Clark, sensing the shift, took a deep breath and anchored himself. He focused on the mundane—the weight of the silver fork, the taste of the steak.
Neither of them blinked.
On the hidden monitors in Lex's observation room, the data was a flat, boring line. No spikes. No anomalies. Two teenagers eating dinner with the biological signatures of ordinary humans.
"Is everything alright, Lex?" Jeremy asked, his voice a smooth, concerned melody. He looked at his host with a mask of perfect, innocent confusion. "You seem... distracted. Is the wine not to your liking?"
Lex leaned forward, his eyes darting toward a hidden display behind a painting. He was seeing the data in real-time. According to the sensors, the room was empty of anything "special." Jeremy and Clark were a dead zone in the middle of a high-tech storm.
"I'm fine, Jeremy," Lex said, his voice tight. "Just thinking about the future."
"The future is a long way off," Jeremy said, setting his fork down with a soft clink. He looked at Lex, his eyes clear and devoid of any green shimmer. "And after Level 3, I think we've all had enough 'excitement' to last a lifetime."
…
Lex stood at the window, watching the tail lights of Clark's truck disappear down the long driveway. He turned back to the mahogany desk, where his head of security was waiting with a laptop.
"Explain this," Lex commanded, pointing to the graph.
"Sir, the sensors were at 100% capacity. The probe was fired," the technician said, scratching his head. "But we got nothing. Not even a static discharge from the rug. It's like the room was... sterilized. It's biologically impossible for two living organisms to be that... stable."
Lex looked at the empty chairs. He remembered the boy standing over Earl Jenkins in the green fog, and he remembered Clark Kent somehow surviving getting hit by his sports car during the accident at the bridge.

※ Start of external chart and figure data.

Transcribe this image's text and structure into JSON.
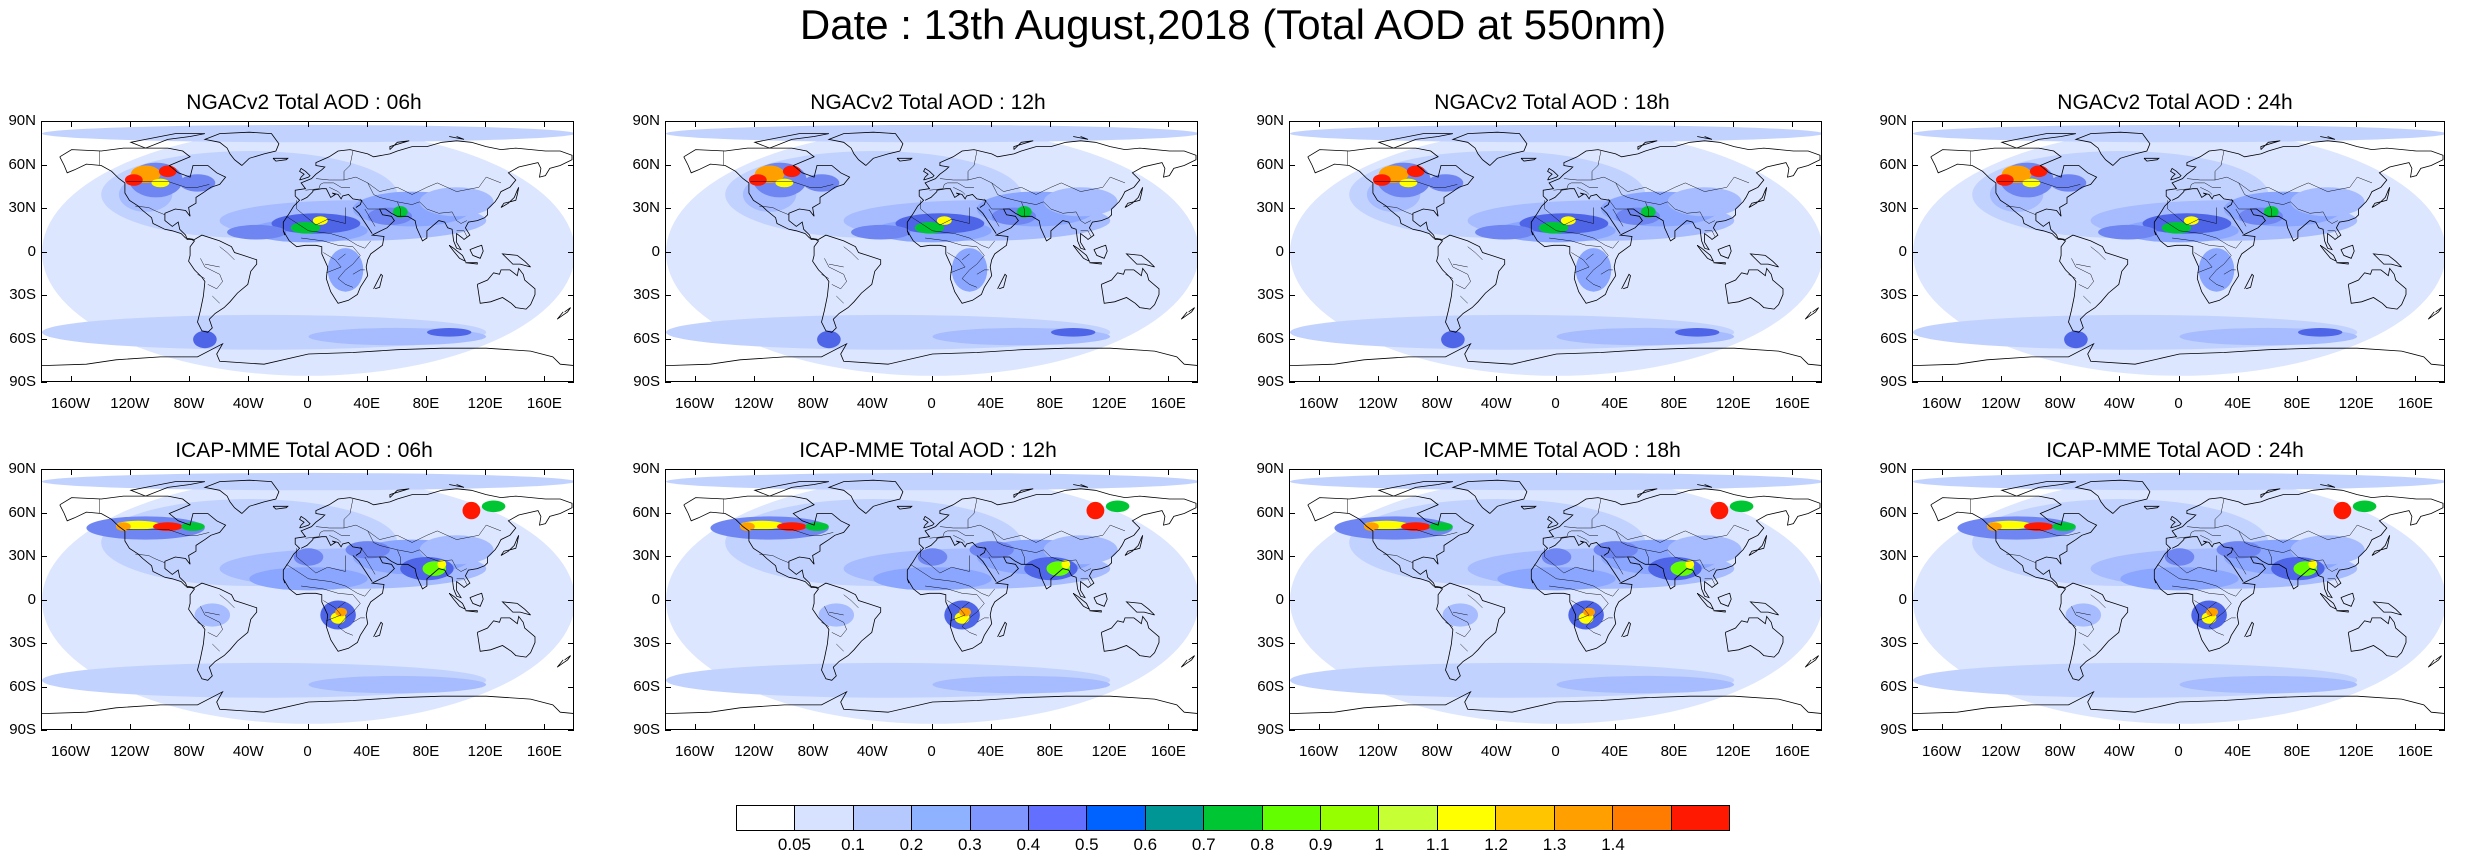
{
  "title": "Date : 13th August,2018 (Total AOD at 550nm)",
  "panels": [
    {
      "title": "NGACv2 Total AOD : 06h",
      "model": "ngac"
    },
    {
      "title": "NGACv2 Total AOD : 12h",
      "model": "ngac"
    },
    {
      "title": "NGACv2 Total AOD : 18h",
      "model": "ngac"
    },
    {
      "title": "NGACv2 Total AOD : 24h",
      "model": "ngac"
    },
    {
      "title": "ICAP-MME Total AOD : 06h",
      "model": "icap"
    },
    {
      "title": "ICAP-MME Total AOD : 12h",
      "model": "icap"
    },
    {
      "title": "ICAP-MME Total AOD : 18h",
      "model": "icap"
    },
    {
      "title": "ICAP-MME Total AOD : 24h",
      "model": "icap"
    }
  ],
  "lat_labels": [
    "90N",
    "60N",
    "30N",
    "0",
    "30S",
    "60S",
    "90S"
  ],
  "lon_labels": [
    "160W",
    "120W",
    "80W",
    "40W",
    "0",
    "40E",
    "80E",
    "120E",
    "160E"
  ],
  "colorbar": {
    "labels": [
      "0.05",
      "0.1",
      "0.2",
      "0.3",
      "0.4",
      "0.5",
      "0.6",
      "0.7",
      "0.8",
      "0.9",
      "1",
      "1.1",
      "1.2",
      "1.3",
      "1.4"
    ],
    "colors": [
      "#ffffff",
      "#d6e2ff",
      "#b5c9ff",
      "#8eb2ff",
      "#7f96ff",
      "#6370ff",
      "#0063ff",
      "#009696",
      "#00c633",
      "#63ff00",
      "#96ff00",
      "#c6ff33",
      "#ffff00",
      "#ffc600",
      "#ffa000",
      "#ff7c00",
      "#ff1900"
    ]
  }
}
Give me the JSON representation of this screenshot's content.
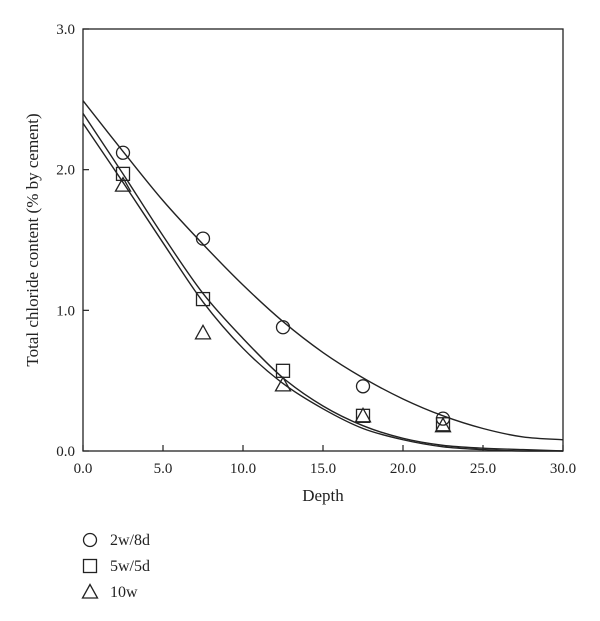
{
  "chart_data": {
    "type": "scatter",
    "title": "",
    "xlabel": "Depth",
    "ylabel": "Total chloride content (% by cement)",
    "xlim": [
      0,
      30
    ],
    "ylim": [
      0,
      3
    ],
    "xticks": [
      "0.0",
      "5.0",
      "10.0",
      "15.0",
      "20.0",
      "25.0",
      "30.0"
    ],
    "yticks": [
      "0.0",
      "1.0",
      "2.0",
      "3.0"
    ],
    "grid": false,
    "legend_position": "bottom-left",
    "series": [
      {
        "name": "2w/8d",
        "marker": "circle",
        "x": [
          2.5,
          7.5,
          12.5,
          17.5,
          22.5
        ],
        "y": [
          2.12,
          1.51,
          0.88,
          0.46,
          0.23
        ],
        "fit": {
          "x": [
            0,
            2.5,
            5,
            7.5,
            10,
            12.5,
            15,
            17.5,
            20,
            22.5,
            25,
            27.5,
            30
          ],
          "y": [
            2.49,
            2.13,
            1.78,
            1.47,
            1.18,
            0.92,
            0.7,
            0.52,
            0.37,
            0.25,
            0.16,
            0.1,
            0.08
          ]
        }
      },
      {
        "name": "5w/5d",
        "marker": "square",
        "x": [
          2.5,
          7.5,
          12.5,
          17.5,
          22.5
        ],
        "y": [
          1.97,
          1.08,
          0.57,
          0.25,
          0.19
        ],
        "fit": {
          "x": [
            0,
            2.5,
            5,
            7.5,
            10,
            12.5,
            15,
            17.5,
            20,
            22.5,
            25,
            27.5,
            30
          ],
          "y": [
            2.4,
            1.97,
            1.53,
            1.12,
            0.8,
            0.52,
            0.32,
            0.18,
            0.09,
            0.04,
            0.02,
            0.01,
            0.0
          ]
        }
      },
      {
        "name": "10w",
        "marker": "triangle",
        "x": [
          2.5,
          7.5,
          12.5,
          17.5,
          22.5
        ],
        "y": [
          1.89,
          0.84,
          0.47,
          0.25,
          0.18
        ],
        "fit": {
          "x": [
            0,
            2.5,
            5,
            7.5,
            10,
            12.5,
            15,
            17.5,
            20,
            22.5,
            25,
            27.5,
            30
          ],
          "y": [
            2.33,
            1.91,
            1.48,
            1.06,
            0.73,
            0.48,
            0.3,
            0.16,
            0.08,
            0.03,
            0.01,
            0.0,
            0.0
          ]
        }
      }
    ]
  }
}
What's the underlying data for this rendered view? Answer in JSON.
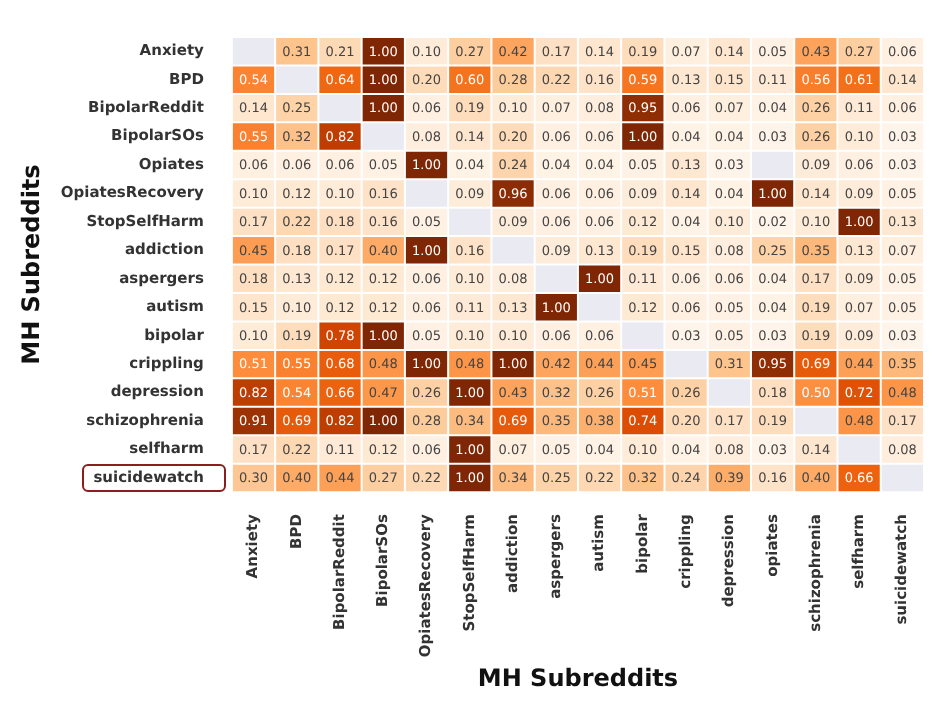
{
  "chart_data": {
    "type": "heatmap",
    "xlabel": "MH Subreddits",
    "ylabel": "MH Subreddits",
    "categories": [
      "Anxiety",
      "BPD",
      "BipolarReddit",
      "BipolarSOs",
      "OpiatesRecovery",
      "StopSelfHarm",
      "addiction",
      "aspergers",
      "autism",
      "bipolar",
      "crippling",
      "depression",
      "opiates",
      "schizophrenia",
      "selfharm",
      "suicidewatch"
    ],
    "y_categories": [
      "Anxiety",
      "BPD",
      "BipolarReddit",
      "BipolarSOs",
      "Opiates",
      "OpiatesRecovery",
      "StopSelfHarm",
      "addiction",
      "aspergers",
      "autism",
      "bipolar",
      "crippling",
      "depression",
      "schizophrenia",
      "selfharm",
      "suicidewatch"
    ],
    "cells": [
      [
        null,
        0.31,
        0.21,
        1.0,
        0.1,
        0.27,
        0.42,
        0.17,
        0.14,
        0.19,
        0.07,
        0.14,
        0.05,
        0.43,
        0.27,
        0.06
      ],
      [
        0.54,
        null,
        0.64,
        1.0,
        0.2,
        0.6,
        0.28,
        0.22,
        0.16,
        0.59,
        0.13,
        0.15,
        0.11,
        0.56,
        0.61,
        0.14
      ],
      [
        0.14,
        0.25,
        null,
        1.0,
        0.06,
        0.19,
        0.1,
        0.07,
        0.08,
        0.95,
        0.06,
        0.07,
        0.04,
        0.26,
        0.11,
        0.06
      ],
      [
        0.55,
        0.32,
        0.82,
        null,
        0.08,
        0.14,
        0.2,
        0.06,
        0.06,
        1.0,
        0.04,
        0.04,
        0.03,
        0.26,
        0.1,
        0.03
      ],
      [
        0.06,
        0.06,
        0.06,
        0.05,
        1.0,
        0.04,
        0.24,
        0.04,
        0.04,
        0.05,
        0.13,
        0.03,
        null,
        0.09,
        0.06,
        0.03
      ],
      [
        0.1,
        0.12,
        0.1,
        0.16,
        null,
        0.09,
        0.96,
        0.06,
        0.06,
        0.09,
        0.14,
        0.04,
        1.0,
        0.14,
        0.09,
        0.05
      ],
      [
        0.17,
        0.22,
        0.18,
        0.16,
        0.05,
        null,
        0.09,
        0.06,
        0.06,
        0.12,
        0.04,
        0.1,
        0.02,
        0.1,
        1.0,
        0.13
      ],
      [
        0.45,
        0.18,
        0.17,
        0.4,
        1.0,
        0.16,
        null,
        0.09,
        0.13,
        0.19,
        0.15,
        0.08,
        0.25,
        0.35,
        0.13,
        0.07
      ],
      [
        0.18,
        0.13,
        0.12,
        0.12,
        0.06,
        0.1,
        0.08,
        null,
        1.0,
        0.11,
        0.06,
        0.06,
        0.04,
        0.17,
        0.09,
        0.05
      ],
      [
        0.15,
        0.1,
        0.12,
        0.12,
        0.06,
        0.11,
        0.13,
        1.0,
        null,
        0.12,
        0.06,
        0.05,
        0.04,
        0.19,
        0.07,
        0.05
      ],
      [
        0.1,
        0.19,
        0.78,
        1.0,
        0.05,
        0.1,
        0.1,
        0.06,
        0.06,
        null,
        0.03,
        0.05,
        0.03,
        0.19,
        0.09,
        0.03
      ],
      [
        0.51,
        0.55,
        0.68,
        0.48,
        1.0,
        0.48,
        1.0,
        0.42,
        0.44,
        0.45,
        null,
        0.31,
        0.95,
        0.69,
        0.44,
        0.35
      ],
      [
        0.82,
        0.54,
        0.66,
        0.47,
        0.26,
        1.0,
        0.43,
        0.32,
        0.26,
        0.51,
        0.26,
        null,
        0.18,
        0.5,
        0.72,
        0.48
      ],
      [
        0.91,
        0.69,
        0.82,
        1.0,
        0.28,
        0.34,
        0.69,
        0.35,
        0.38,
        0.74,
        0.2,
        0.17,
        0.19,
        null,
        0.48,
        0.17
      ],
      [
        0.17,
        0.22,
        0.11,
        0.12,
        0.06,
        1.0,
        0.07,
        0.05,
        0.04,
        0.1,
        0.04,
        0.08,
        0.03,
        0.14,
        null,
        0.08
      ],
      [
        0.3,
        0.4,
        0.44,
        0.27,
        0.22,
        1.0,
        0.34,
        0.25,
        0.22,
        0.32,
        0.24,
        0.39,
        0.16,
        0.4,
        0.66,
        null
      ]
    ],
    "cell_labels": [
      [
        null,
        "0.31",
        "0.21",
        "1.00",
        "0.10",
        "0.27",
        "0.42",
        "0.17",
        "0.14",
        "0.19",
        "0.07",
        "0.14",
        "0.05",
        "0.43",
        "0.27",
        "0.06"
      ],
      [
        "0.54",
        null,
        "0.64",
        "1.00",
        "0.20",
        "0.60",
        "0.28",
        "0.22",
        "0.16",
        "0.59",
        "0.13",
        "0.15",
        "0.11",
        "0.56",
        "0.61",
        "0.14"
      ],
      [
        "0.14",
        "0.25",
        null,
        "1.00",
        "0.06",
        "0.19",
        "0.10",
        "0.07",
        "0.08",
        "0.95",
        "0.06",
        "0.07",
        "0.04",
        "0.26",
        "0.11",
        "0.06"
      ],
      [
        "0.55",
        "0.32",
        "0.82",
        null,
        "0.08",
        "0.14",
        "0.20",
        "0.06",
        "0.06",
        "1.00",
        "0.04",
        "0.04",
        "0.03",
        "0.26",
        "0.10",
        "0.03"
      ],
      [
        "0.06",
        "0.06",
        "0.06",
        "0.05",
        "1.00",
        "0.04",
        "0.24",
        "0.04",
        "0.04",
        "0.05",
        "0.13",
        "0.03",
        null,
        "0.09",
        "0.06",
        "0.03"
      ],
      [
        "0.10",
        "0.12",
        "0.10",
        "0.16",
        null,
        "0.09",
        "0.96",
        "0.06",
        "0.06",
        "0.09",
        "0.14",
        "0.04",
        "1.00",
        "0.14",
        "0.09",
        "0.05"
      ],
      [
        "0.17",
        "0.22",
        "0.18",
        "0.16",
        "0.05",
        null,
        "0.09",
        "0.06",
        "0.06",
        "0.12",
        "0.04",
        "0.10",
        "0.02",
        "0.10",
        "1.00",
        "0.13"
      ],
      [
        "0.45",
        "0.18",
        "0.17",
        "0.40",
        "1.00",
        "0.16",
        null,
        "0.09",
        "0.13",
        "0.19",
        "0.15",
        "0.08",
        "0.25",
        "0.35",
        "0.13",
        "0.07"
      ],
      [
        "0.18",
        "0.13",
        "0.12",
        "0.12",
        "0.06",
        "0.10",
        "0.08",
        null,
        "1.00",
        "0.11",
        "0.06",
        "0.06",
        "0.04",
        "0.17",
        "0.09",
        "0.05"
      ],
      [
        "0.15",
        "0.10",
        "0.12",
        "0.12",
        "0.06",
        "0.11",
        "0.13",
        "1.00",
        null,
        "0.12",
        "0.06",
        "0.05",
        "0.04",
        "0.19",
        "0.07",
        "0.05"
      ],
      [
        "0.10",
        "0.19",
        "0.78",
        "1.00",
        "0.05",
        "0.10",
        "0.10",
        "0.06",
        "0.06",
        null,
        "0.03",
        "0.05",
        "0.03",
        "0.19",
        "0.09",
        "0.03"
      ],
      [
        "0.51",
        "0.55",
        "0.68",
        "0.48",
        "1.00",
        "0.48",
        "1.00",
        "0.42",
        "0.44",
        "0.45",
        null,
        "0.31",
        "0.95",
        "0.69",
        "0.44",
        "0.35"
      ],
      [
        "0.82",
        "0.54",
        "0.66",
        "0.47",
        "0.26",
        "1.00",
        "0.43",
        "0.32",
        "0.26",
        "0.51",
        "0.26",
        null,
        "0.18",
        "0.50",
        "0.72",
        "0.48"
      ],
      [
        "0.91",
        "0.69",
        "0.82",
        "1.00",
        "0.28",
        "0.34",
        "0.69",
        "0.35",
        "0.38",
        "0.74",
        "0.20",
        "0.17",
        "0.19",
        null,
        "0.48",
        "0.17"
      ],
      [
        "0.17",
        "0.22",
        "0.11",
        "0.12",
        "0.06",
        "1.00",
        "0.07",
        "0.05",
        "0.04",
        "0.10",
        "0.04",
        "0.08",
        "0.03",
        "0.14",
        null,
        "0.08"
      ],
      [
        "0.30",
        "0.40",
        "0.44",
        "0.27",
        "0.22",
        "1.00",
        "0.34",
        "0.25",
        "0.22",
        "0.32",
        "0.24",
        "0.39",
        "0.16",
        "0.40",
        "0.66",
        null
      ]
    ]
  }
}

"They weren't stable," Lex whispered, his eyes narrowing. "They were silent. They knew we were watching, and they chose to show us a ghost."
Lex didn't feel defeated; he felt challenged. If the boys were disciplined enough to hide their nature from his best equipment, then the secret they were keeping was more valuable than he had ever imagined.
"Keep the watch on the Kents," Lex said. "But put a second team on Jeremy Creek. If he's the one teaching Clark how to hide... I want to know what else he's teaching him."